In Greece there is a very similar dish known as γιουβαρλάκια αυγολέμονο (yiouvarlakia avgolemono). I am not going to get into the Greek/Turkish claim of invention but I learnt this dish from a Turkish person and therefore I’d classify this under Turkish cuisine.
The particularity of this soup is the terbiye (avgolemono in Greek); a mixture of egg and lemon.
1lb. minced beef
1 onion, minced
2 garlic cloves, grated
6 Tbsp. raw long-grain rice
7 sprigs fresh parsley, chopped
2 tsp. dried oregano
1 egg white, slightly beaten
salt and pepper, to taste
3 carrots, thickly sliced
2 potatoes, quartered
1 Tbsp hot pimenton (or paprika)
2 eggs, beaten
1 lemon, juiced
2 tsp. cornflour
1 Make the köfte (meatballs) by combining the mince, onion, garlic, rice, parsley, mint, oregano, salt, pepper and egg white. Combine well and shape into walnut-sized köfte. Set aside.

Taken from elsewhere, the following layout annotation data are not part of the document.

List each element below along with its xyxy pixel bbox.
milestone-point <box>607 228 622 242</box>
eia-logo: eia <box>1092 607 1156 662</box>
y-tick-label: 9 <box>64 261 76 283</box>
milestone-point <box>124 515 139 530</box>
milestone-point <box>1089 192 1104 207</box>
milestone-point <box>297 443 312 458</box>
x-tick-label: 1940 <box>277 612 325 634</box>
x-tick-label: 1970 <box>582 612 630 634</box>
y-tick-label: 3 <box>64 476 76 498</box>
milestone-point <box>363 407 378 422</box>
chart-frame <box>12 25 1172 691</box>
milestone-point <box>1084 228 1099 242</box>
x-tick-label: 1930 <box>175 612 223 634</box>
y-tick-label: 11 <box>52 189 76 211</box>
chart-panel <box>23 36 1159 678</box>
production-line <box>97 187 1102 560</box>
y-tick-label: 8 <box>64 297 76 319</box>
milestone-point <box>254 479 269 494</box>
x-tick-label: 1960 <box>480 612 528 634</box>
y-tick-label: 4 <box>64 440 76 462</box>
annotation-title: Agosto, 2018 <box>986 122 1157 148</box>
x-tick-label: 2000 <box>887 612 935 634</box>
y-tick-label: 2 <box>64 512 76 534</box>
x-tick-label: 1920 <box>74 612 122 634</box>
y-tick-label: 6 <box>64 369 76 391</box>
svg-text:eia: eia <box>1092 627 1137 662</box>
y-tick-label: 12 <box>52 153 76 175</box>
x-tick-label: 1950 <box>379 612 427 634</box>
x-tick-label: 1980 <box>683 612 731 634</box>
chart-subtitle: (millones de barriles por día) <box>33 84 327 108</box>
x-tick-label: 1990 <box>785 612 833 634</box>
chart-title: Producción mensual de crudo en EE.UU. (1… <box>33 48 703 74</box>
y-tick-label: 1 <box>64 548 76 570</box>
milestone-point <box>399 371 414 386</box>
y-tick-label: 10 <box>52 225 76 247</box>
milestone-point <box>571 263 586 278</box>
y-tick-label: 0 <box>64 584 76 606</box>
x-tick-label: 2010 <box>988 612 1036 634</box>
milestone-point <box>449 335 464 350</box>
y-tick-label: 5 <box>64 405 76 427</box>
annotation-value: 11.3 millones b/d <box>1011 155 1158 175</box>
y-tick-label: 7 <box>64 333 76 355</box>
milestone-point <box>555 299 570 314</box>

2 Make the soup by boiling carrots and potatoes in cold water. Bring to a boil, add the meatballs and add salt and pepper to taste. Cover and simmer for 25-30 minutes.
3 Remove from the heat while making the terbiye.
4 Make the terbiye by diluting cornflour in lemon juice and adding to beaten eggs. Beat in 1 cup of hot broth from the soup to this egg-lemon mixture in a slow and steady stream.
6 Slowly add the terbiye into the soup pot and continuously stir until all has been incorporated. Return the soup to the heat (low flame) and keep stirring until it has thickened. Make sure it doesn’t boil otherwise you may end up scrambling the eggs instead. Ladle into bowls and sprinkle over pimenton.